We soon found a noodle place and enjoyed a very nice breakfast among a group of smiling happy women. As we were leaving, we saw them preparing a dish we had seen and eaten before. I had no idea how it was made so we stopped to watch and I shot video as they were cooking the dish and before we could say no, they gave us a serving. It was savory with a squishy texture and I still don’t know how to ask for it by name which is a shame because it is delicious.
By 6:30 we were back on the road which had now narrowed to a single paved lane that meandered through lychee, banana and mango groves. We passed little pig farms here and there and even though we had caused every dog we passed to bark, somehow the sows and piglets slept soundly as we passed. We counted at least twenty pink piglets laying beside one massive momma pig.
Further up the road we saw a sign beside the road and Google translate told us it was a Buddhist temple. It was a couple kilometers out of our way but we didn’t want to miss out on this opportunity so we veered to the right and a few kilometers later, there it was on our left across a little bridge. They were up on a hillside and had the most beautiful views of the valley below that was dotted with little ponds. We were given bottles of water, offered food and escorted into the temple. The monk put on his robes and handed us lit sticks of incense and Doug and I walked to all four of the shrines, offered our incense and said little prayers. They even gave Doug a small Buddha figurine.

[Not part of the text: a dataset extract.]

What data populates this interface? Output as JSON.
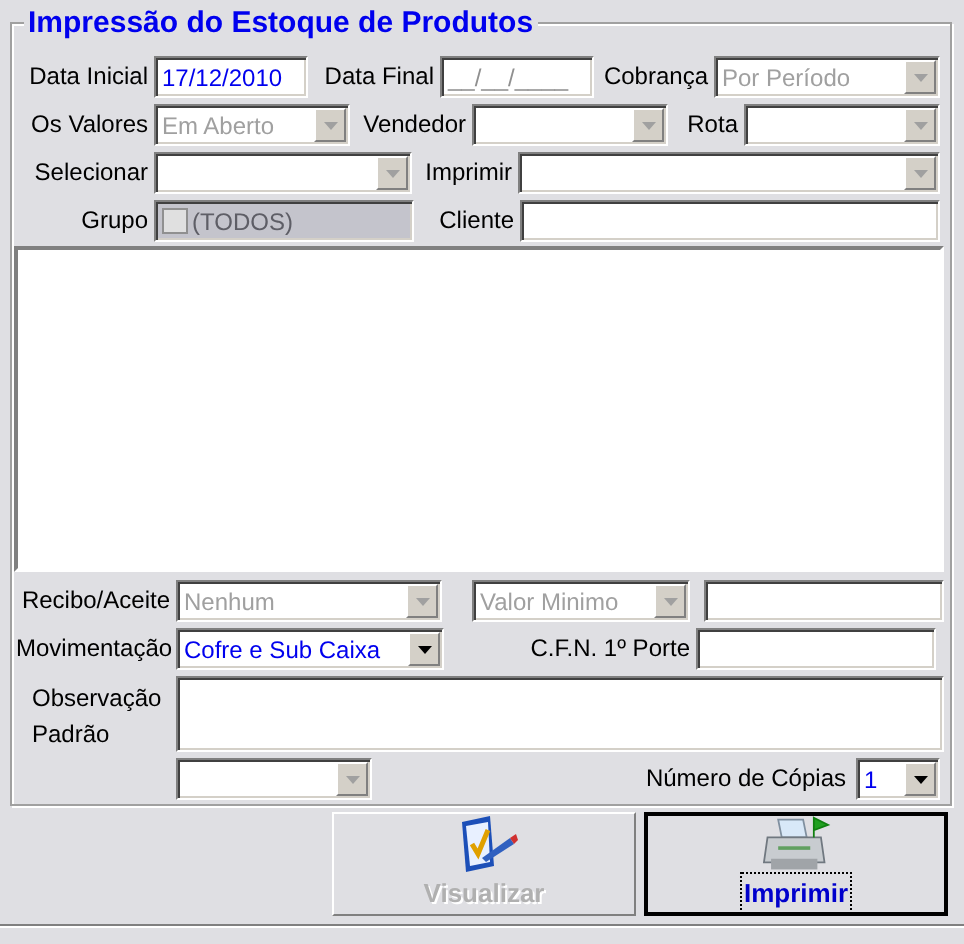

We left the temple and a few hours later, we were entering a town. We had walked about thirteen miles and my blisters were telling me that we needed to make it a short day. We went to the town’s only hotel and the guy running it flat out refused us. He had a very stern, unyielding and unfriendly expression on his face. We enlisted the help of our Mandarin speaking friend and she tried to straighten things out with him. He told her that the hotel was full but it was obvious to us that it was completely empty and that he simply did not want us there. We experienced this a few times last year as well and it’s something that we still don’t quite understand. Last summer it was only inconvenient as there were always other hotels nearby. But what do you do when that’s the only hotel in town? We tried talking to the guy’s son but it only seemed to annoy father more and when I saw dad get on his motor scooter, shoot us a dirty look and mutter something under his breath, I got the feeling that he was headed off to get the police so Doug and I jumped on the first bus we saw that was headed out of town.
It started to rain and then come down in sheets and out the windows of the bus I could see those beautiful limestone outcroppings that we were planning to walk past. I didn’t even get one picture of them.
We got off the bus thirty-five kilometers later in the next town. We walked into the first hotel we saw and we’re greeted by the entire four member family with “HELLO HELLO!” and the biggest smiles and laughter. They are so kind and helpful. Again, I guess we are where we are supposed to be but we had to cut 35k out of our walk and I was so looking foward to this section of the 324.